Nos dias atuais, a política de recrutamento
de candidaturas aos cargos majoritários, nos vários partidos, no ano de
eleições municipais, apresenta-se muito mais sofisticada e com uma engrenagem
que facilita explorar o capital político e social de filiados/as que mantém
certa liderança em sua base partidária e regional. As interrelações entre
possibilidades de escolhas de candidatos/as da área urbana e rural necessitam de
uma análise mais segura (se isso é possível) com projeção para as eleições
gerais de 2014. Pesos, contrapesos e emblemáticas observações sobre o que
causará acréscimos nas eleições majoritárias (presidencial e governos
estaduais) se tornam variáveis importantes para especulações. Algumas conjecturas
jogam no vazio certas assertivas e os que as conjugam deveriam ficar atentos ao
que dizem, haja vista ser suposições e não projeção confirmada com base em
multiplas variáveis, às vezes até momentâneas ou não conjugadas no presente.
O Pará certamente saiu do
plebiscito recente sobre a divisão do Estado com um outro mapa de recrutamento
de candidaturas. As alianças partidárias de 2010, se por um lado desapontaram
certos candidatos derrotados, por outro devem agregar novas legendas se a
infidelidade regionalista despontou na hora da urna eletrônica para o
desequilibrio da balança entre partidos. Alguns que majoritariamente se
posicionaram pelo Sim, sentem-se hoje descompromissados com a aliança feita nas
eleições passadas com um de seus aliados, embora possam contornar a situação
pelo bem de seu próprio nome se avaliarem êxito irreversivel de um de seus
líderes no distrito onde mantém suas bases. Por outro lado, o eleitorado que se
apresentou com mais de um milhão de votos não aceitando a divisão está
consciente de quem se constituiu em trânsfuga na hora do posicionamento
plebiscitário.
Outros reflexos nas escolhas
convergem para a negociação entre os gestores no poder e os que pretendem
indicar para o cargo, avaliando sua base de sustentação na administração
realizada. Certas análises apontam ainda para a decadência de alguns líderes supondo
que o partido destes esteja decaído, portanto, sem estratégias de negociação. Não
creio nisso. Como diz o meu mestre Jairo Nicolau, a ciência política não
vaticina, obriga a examinar variáveis.
(Texto originalmente publicado em "O Liberal" de 05/01/2012)

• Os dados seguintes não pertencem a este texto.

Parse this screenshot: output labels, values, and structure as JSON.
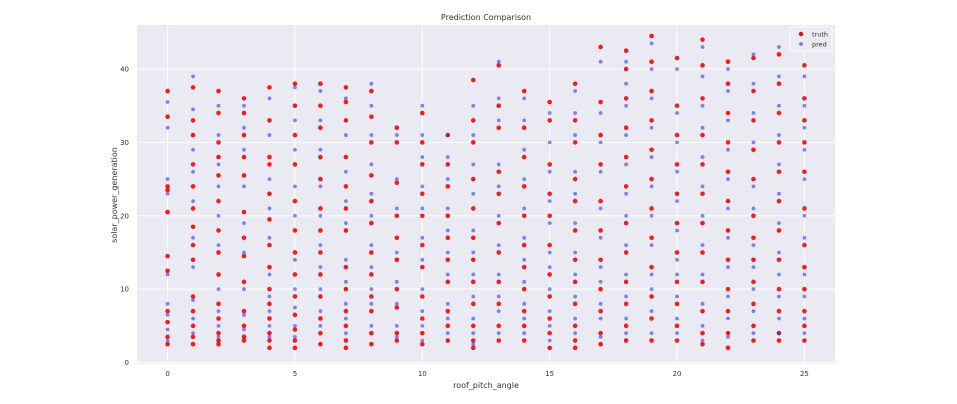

Luzia, belíssima análise da política no Pará! Esta província precisa de sábias e sábios como você, com a memória fresca na carne da alma, filtrada pelos clássicos da análise da pólis!
ResponderExcluirQue falem os que fazem da inteligência uma virtude, pois de descerebrados a web está cheia.
Como o mundo, assistindo e, 'ocupando', cada metro da ignorância capitalística, v. Luzia, ilumina o futuro com os reflexos luminosos do passado sobre o presente sombrio... Ah se Bergmann pudesse ainda te ler e ouvir!